Kara Question: Sue, you are a busy lady these days working as an Independent Clinical Consultant, author, and San Francisco APIC Board Member. Can you share with the listeners any new projects you are working on?

Sue Response: Yes absolutely – I am currently preparing for another podcast for August 22 on the C diff Foundation radio show Spores and More. I will be talking about the role of contaminated mobile devices in healthcare HAI risk. Also stay tuned for an article coming out soon on Air contamination and SSI risk in orthopedic surgery recently accepted for publication by AJIC. I’m a co-author on that.

Kara Response: That is so great! Mobile devices are a big issue! I have seen providers on personal cell phones in a contact isolation room with gown and gloves on. I look forward to listening to that show. I also can’t wait to read the AJIC article. The doors in the OR open way too often in my opinion. Great Projects!

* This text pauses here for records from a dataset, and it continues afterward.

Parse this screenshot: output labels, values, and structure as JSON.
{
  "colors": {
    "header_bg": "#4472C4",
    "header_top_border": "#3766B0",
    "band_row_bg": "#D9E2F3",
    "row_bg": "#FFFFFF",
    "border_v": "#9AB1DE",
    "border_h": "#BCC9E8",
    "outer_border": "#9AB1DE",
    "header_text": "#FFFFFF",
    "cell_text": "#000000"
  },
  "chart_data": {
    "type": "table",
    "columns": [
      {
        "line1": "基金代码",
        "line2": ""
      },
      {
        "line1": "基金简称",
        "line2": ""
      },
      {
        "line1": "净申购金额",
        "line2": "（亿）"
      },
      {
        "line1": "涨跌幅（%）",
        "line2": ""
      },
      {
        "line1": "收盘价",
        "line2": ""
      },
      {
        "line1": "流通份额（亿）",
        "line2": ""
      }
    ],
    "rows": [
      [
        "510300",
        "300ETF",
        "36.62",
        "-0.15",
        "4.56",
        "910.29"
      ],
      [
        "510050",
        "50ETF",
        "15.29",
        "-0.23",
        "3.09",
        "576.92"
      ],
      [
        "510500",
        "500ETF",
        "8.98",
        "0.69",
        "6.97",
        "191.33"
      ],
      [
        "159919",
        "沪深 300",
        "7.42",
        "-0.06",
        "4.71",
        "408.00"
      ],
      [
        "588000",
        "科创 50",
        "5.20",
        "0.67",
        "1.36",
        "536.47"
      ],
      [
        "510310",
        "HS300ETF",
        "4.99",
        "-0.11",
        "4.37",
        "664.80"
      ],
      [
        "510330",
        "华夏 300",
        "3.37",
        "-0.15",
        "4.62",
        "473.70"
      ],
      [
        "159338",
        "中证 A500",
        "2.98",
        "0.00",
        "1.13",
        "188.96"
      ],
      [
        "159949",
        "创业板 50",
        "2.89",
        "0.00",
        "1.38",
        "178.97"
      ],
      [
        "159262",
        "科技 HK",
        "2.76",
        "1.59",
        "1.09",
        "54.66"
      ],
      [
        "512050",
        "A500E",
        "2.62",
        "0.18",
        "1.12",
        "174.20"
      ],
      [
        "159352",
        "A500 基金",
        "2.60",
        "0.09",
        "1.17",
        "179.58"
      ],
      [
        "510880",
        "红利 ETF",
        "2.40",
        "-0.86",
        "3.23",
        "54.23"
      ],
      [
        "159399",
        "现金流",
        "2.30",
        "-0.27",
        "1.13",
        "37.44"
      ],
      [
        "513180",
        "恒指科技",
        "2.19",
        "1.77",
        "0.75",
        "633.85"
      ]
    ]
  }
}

Kara Question: Sue, Please let us know the best ways for everyone to connect with you.

Sue Response: The easiest way is by email – mine is simple my name with middle initial a – so it’s sueabarnes@gmail.com. I’m on LinkedIn now too - so (LinkedIn, twitter, Facebook, email).

 

Kara Response: Wonderful, I will have a link in the show notes on how to connect with Sue. Sue, thank you so much for joining me on the Infection Prevention Spotlight Podcast. I’d love to have you back again in the future, you are a wealth of Infection Prevention knowledge. Also, I want to personally thank you for your dedication and contributions to the field of Infection Prevention, really amazing work – Thank you!

Sue Response: It was my pleasure – thanks for the opportunity!